Hey! Did you all see that last week was Banned Books Week? Did you check out any of the displays in your libraries and bookstores? I thought they were all pretty neat and, let’s be honest, ridonkculous. Blue Elephant Bookshop in Decatur was kind enough to let me take some snapshots of their snazzy display. You can visit their online store here. Like this one:

Banned from the Elementary school reading list in a town in Texas because one school board member got the author, Bill Martin, confused with another Bill Martin, an obscure Ethical Marxist writer. The board member said the book expressed “very strong critiques of capitalism and the American system.” Whoops! Forget to check your facts, there.

Here are some others I thought were interesting.

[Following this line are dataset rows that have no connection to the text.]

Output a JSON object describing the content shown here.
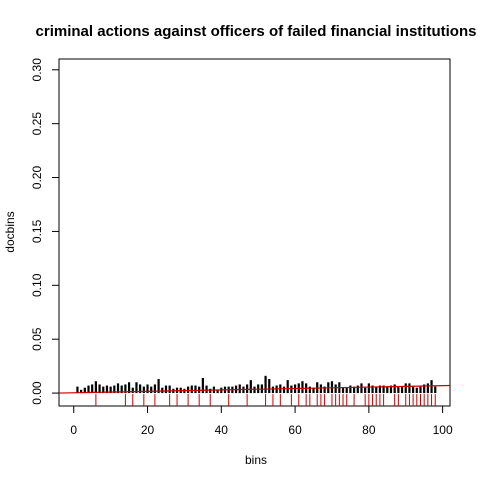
{
  "chart_data": {
    "type": "bar",
    "title": "criminal actions against officers of failed financial institutions",
    "xlabel": "bins",
    "ylabel": "docbins",
    "xlim": [
      -4,
      102
    ],
    "ylim": [
      -0.012,
      0.31
    ],
    "x_ticks": [
      0,
      20,
      40,
      60,
      80,
      100
    ],
    "y_ticks": [
      0.0,
      0.05,
      0.1,
      0.15,
      0.2,
      0.25,
      0.3
    ],
    "x_tick_labels": [
      "0",
      "20",
      "40",
      "60",
      "80",
      "100"
    ],
    "y_tick_labels": [
      "0.00",
      "0.05",
      "0.10",
      "0.15",
      "0.20",
      "0.25",
      "0.30"
    ],
    "grid": false,
    "colors": {
      "bars": "#000000",
      "rug": "#cc0000",
      "trend": "#cc0000"
    },
    "series": [
      {
        "type": "bar",
        "x": [
          1,
          2,
          3,
          4,
          5,
          6,
          7,
          8,
          9,
          10,
          11,
          12,
          13,
          14,
          15,
          16,
          17,
          18,
          19,
          20,
          21,
          22,
          23,
          24,
          25,
          26,
          27,
          28,
          29,
          30,
          31,
          32,
          33,
          34,
          35,
          36,
          37,
          38,
          39,
          40,
          41,
          42,
          43,
          44,
          45,
          46,
          47,
          48,
          49,
          50,
          51,
          52,
          53,
          54,
          55,
          56,
          57,
          58,
          59,
          60,
          61,
          62,
          63,
          64,
          65,
          66,
          67,
          68,
          69,
          70,
          71,
          72,
          73,
          74,
          75,
          76,
          77,
          78,
          79,
          80,
          81,
          82,
          83,
          84,
          85,
          86,
          87,
          88,
          89,
          90,
          91,
          92,
          93,
          94,
          95,
          96,
          97,
          98
        ],
        "values": [
          0.006,
          0.003,
          0.005,
          0.007,
          0.008,
          0.011,
          0.008,
          0.006,
          0.007,
          0.006,
          0.007,
          0.009,
          0.007,
          0.008,
          0.01,
          0.005,
          0.01,
          0.008,
          0.006,
          0.008,
          0.006,
          0.008,
          0.013,
          0.005,
          0.007,
          0.007,
          0.004,
          0.005,
          0.005,
          0.004,
          0.006,
          0.007,
          0.007,
          0.006,
          0.014,
          0.007,
          0.004,
          0.006,
          0.003,
          0.005,
          0.006,
          0.006,
          0.006,
          0.007,
          0.008,
          0.006,
          0.008,
          0.012,
          0.006,
          0.008,
          0.008,
          0.016,
          0.013,
          0.006,
          0.007,
          0.008,
          0.006,
          0.012,
          0.007,
          0.008,
          0.009,
          0.011,
          0.009,
          0.006,
          0.005,
          0.01,
          0.008,
          0.006,
          0.01,
          0.011,
          0.008,
          0.01,
          0.005,
          0.005,
          0.007,
          0.006,
          0.007,
          0.009,
          0.005,
          0.009,
          0.007,
          0.006,
          0.007,
          0.007,
          0.006,
          0.007,
          0.008,
          0.006,
          0.006,
          0.009,
          0.009,
          0.006,
          0.005,
          0.006,
          0.008,
          0.009,
          0.012,
          0.006
        ]
      },
      {
        "type": "rug",
        "x": [
          6,
          14,
          16,
          19,
          22,
          26,
          28,
          31,
          34,
          37,
          42,
          47,
          52,
          54,
          56,
          59,
          61,
          63,
          64,
          66,
          67,
          68,
          70,
          71,
          72,
          73,
          74,
          76,
          79,
          80,
          81,
          82,
          83,
          84,
          87,
          88,
          90,
          91,
          92,
          93,
          94,
          95,
          96,
          97,
          98
        ]
      },
      {
        "type": "line",
        "x": [
          -4,
          102
        ],
        "values": [
          0.0,
          0.007
        ]
      }
    ]
  }
}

As the bookmark says, “this is perhaps the most ironic banning because the book’s subject is the danger of banning books.”

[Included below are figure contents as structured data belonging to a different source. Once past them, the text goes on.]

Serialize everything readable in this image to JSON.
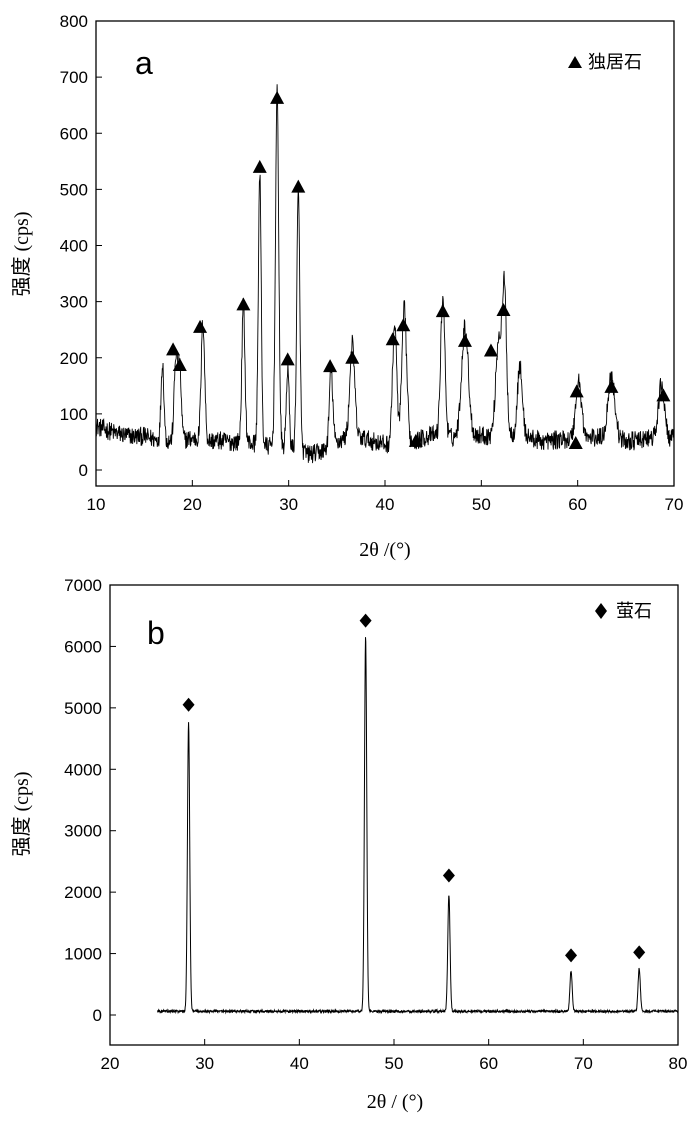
{
  "chart_data": [
    {
      "type": "line",
      "panel_label": "a",
      "xlabel": "2θ /(°)",
      "ylabel": "强度 (cps)",
      "xlim": [
        10,
        70
      ],
      "ylim": [
        -30,
        800
      ],
      "x_ticks": [
        10,
        20,
        30,
        40,
        50,
        60,
        70
      ],
      "y_ticks": [
        0,
        100,
        200,
        300,
        400,
        500,
        600,
        700,
        800
      ],
      "legend": {
        "marker": "triangle",
        "label": "独居石",
        "placement": "top-right"
      },
      "line_color": "#000000",
      "baseline": [
        [
          10,
          78
        ],
        [
          11,
          72
        ],
        [
          12,
          66
        ],
        [
          13,
          62
        ],
        [
          14,
          60
        ],
        [
          15,
          60
        ],
        [
          16,
          55
        ],
        [
          17,
          52
        ],
        [
          18,
          52
        ],
        [
          19,
          54
        ],
        [
          20,
          56
        ],
        [
          21,
          54
        ],
        [
          22,
          52
        ],
        [
          23,
          52
        ],
        [
          24,
          50
        ],
        [
          25,
          50
        ],
        [
          26,
          48
        ],
        [
          27,
          46
        ],
        [
          28,
          42
        ],
        [
          29,
          40
        ],
        [
          30,
          40
        ],
        [
          31,
          36
        ],
        [
          32,
          28
        ],
        [
          33,
          30
        ],
        [
          34,
          38
        ],
        [
          35,
          50
        ],
        [
          36,
          58
        ],
        [
          37,
          60
        ],
        [
          38,
          55
        ],
        [
          39,
          50
        ],
        [
          40,
          46
        ],
        [
          41,
          44
        ],
        [
          42,
          46
        ],
        [
          43,
          50
        ],
        [
          44,
          58
        ],
        [
          45,
          62
        ],
        [
          46,
          60
        ],
        [
          47,
          58
        ],
        [
          48,
          60
        ],
        [
          49,
          62
        ],
        [
          50,
          62
        ],
        [
          51,
          60
        ],
        [
          52,
          58
        ],
        [
          53,
          62
        ],
        [
          54,
          65
        ],
        [
          55,
          58
        ],
        [
          56,
          52
        ],
        [
          57,
          52
        ],
        [
          58,
          54
        ],
        [
          59,
          55
        ],
        [
          60,
          56
        ],
        [
          61,
          57
        ],
        [
          62,
          58
        ],
        [
          63,
          58
        ],
        [
          64,
          56
        ],
        [
          65,
          52
        ],
        [
          66,
          52
        ],
        [
          67,
          55
        ],
        [
          68,
          58
        ],
        [
          69,
          57
        ],
        [
          70,
          56
        ]
      ],
      "peaks": [
        {
          "x": 16.9,
          "h": 140,
          "w": 0.15
        },
        {
          "x": 18.3,
          "h": 150,
          "w": 0.18
        },
        {
          "x": 18.7,
          "h": 120,
          "w": 0.16
        },
        {
          "x": 21.1,
          "h": 210,
          "w": 0.18
        },
        {
          "x": 25.3,
          "h": 245,
          "w": 0.16
        },
        {
          "x": 27.0,
          "h": 480,
          "w": 0.15
        },
        {
          "x": 28.8,
          "h": 630,
          "w": 0.17
        },
        {
          "x": 29.9,
          "h": 140,
          "w": 0.15
        },
        {
          "x": 31.0,
          "h": 455,
          "w": 0.16
        },
        {
          "x": 34.4,
          "h": 135,
          "w": 0.18
        },
        {
          "x": 36.6,
          "h": 165,
          "w": 0.25
        },
        {
          "x": 41.0,
          "h": 215,
          "w": 0.22
        },
        {
          "x": 42.0,
          "h": 240,
          "w": 0.25
        },
        {
          "x": 46.0,
          "h": 250,
          "w": 0.22
        },
        {
          "x": 48.3,
          "h": 195,
          "w": 0.35
        },
        {
          "x": 51.8,
          "h": 175,
          "w": 0.3
        },
        {
          "x": 52.4,
          "h": 252,
          "w": 0.22
        },
        {
          "x": 54.0,
          "h": 120,
          "w": 0.25
        },
        {
          "x": 60.1,
          "h": 102,
          "w": 0.3
        },
        {
          "x": 63.5,
          "h": 112,
          "w": 0.35
        },
        {
          "x": 68.7,
          "h": 95,
          "w": 0.3
        }
      ],
      "markers": [
        [
          18.0,
          215
        ],
        [
          18.7,
          187
        ],
        [
          20.8,
          255
        ],
        [
          25.3,
          295
        ],
        [
          27.0,
          540
        ],
        [
          28.8,
          663
        ],
        [
          29.9,
          197
        ],
        [
          31.0,
          505
        ],
        [
          34.3,
          185
        ],
        [
          36.6,
          200
        ],
        [
          40.8,
          233
        ],
        [
          41.9,
          258
        ],
        [
          43.2,
          52
        ],
        [
          46.0,
          283
        ],
        [
          48.3,
          230
        ],
        [
          51.0,
          213
        ],
        [
          52.3,
          285
        ],
        [
          59.9,
          140
        ],
        [
          59.8,
          48
        ],
        [
          63.5,
          148
        ],
        [
          68.9,
          133
        ]
      ]
    },
    {
      "type": "line",
      "panel_label": "b",
      "xlabel": "2θ / (°)",
      "ylabel": "强度 (cps)",
      "xlim": [
        20,
        80
      ],
      "ylim": [
        -300,
        7000
      ],
      "x_ticks": [
        20,
        30,
        40,
        50,
        60,
        70,
        80
      ],
      "y_ticks": [
        0,
        1000,
        2000,
        3000,
        4000,
        5000,
        6000,
        7000
      ],
      "legend": {
        "marker": "diamond",
        "label": "萤石",
        "placement": "top-right"
      },
      "line_color": "#000000",
      "x_start": 25,
      "baseline_level": 60,
      "peaks": [
        {
          "x": 28.3,
          "h": 4700,
          "w": 0.12
        },
        {
          "x": 47.0,
          "h": 6100,
          "w": 0.12
        },
        {
          "x": 55.8,
          "h": 1900,
          "w": 0.12
        },
        {
          "x": 68.7,
          "h": 660,
          "w": 0.12
        },
        {
          "x": 75.9,
          "h": 700,
          "w": 0.12
        }
      ],
      "markers": [
        [
          28.3,
          5050
        ],
        [
          47.0,
          6420
        ],
        [
          55.8,
          2270
        ],
        [
          68.7,
          970
        ],
        [
          75.9,
          1020
        ]
      ]
    }
  ]
}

The bookmark reads: “To Kill a Mockingbird  was challenged in many states for strong language, talk of rape and racial themes. The book was outright banned in Lindale, Texas for conflictivity with community values. (”

I was sorry to see this children’s book was banned in my hometown. “Those opposing the book said it made homosexuality seem normal.”

Not too many surprises here for the book that Dan Wilbur renamed Likeable Rapists on his hilarious site Better Book Titles.

And naturally, I couldn’t leave out our generations most famous banned book series: Harry Potter, banned from numerous schools and libraries for themes of witchcraft and sorcery.

Just because Banned Book Week has officially ended, it doesn’t mean you can’t still enjoy any of these titles… unless, of course, you live in a state where they’ve been banned. And you can read them while wearing this T-shirt.

  1. My neighbourhood library had a similar display and I loved it! Some of the reasons were hilarious, others awful!

  2. I love it everytime I see Bradbury’s book banned… (chuckle). It reminds me of a roomate I had once who really didn’t like the government expanding it’s power and becoming more intrusive. The rest of us thought, hey let’s show him 1984. It’s totally his movie (we didn’t think he would actually read the book– otherwise we would have gone that route, obviously). We rented it (people still did that back then) and then made dinner and got him to sit down to watch it (he was 18 and had trouble sitting still). He got so mad at some of the things done in the film that he stormed out and didn’t finish watching it. He never realized that the film (and the book, of course) was totally on his side and I really feel like he missed out on something he would have appreciated. That aside we laughed our behinds off when he stormed out. Who doesn’t love irony?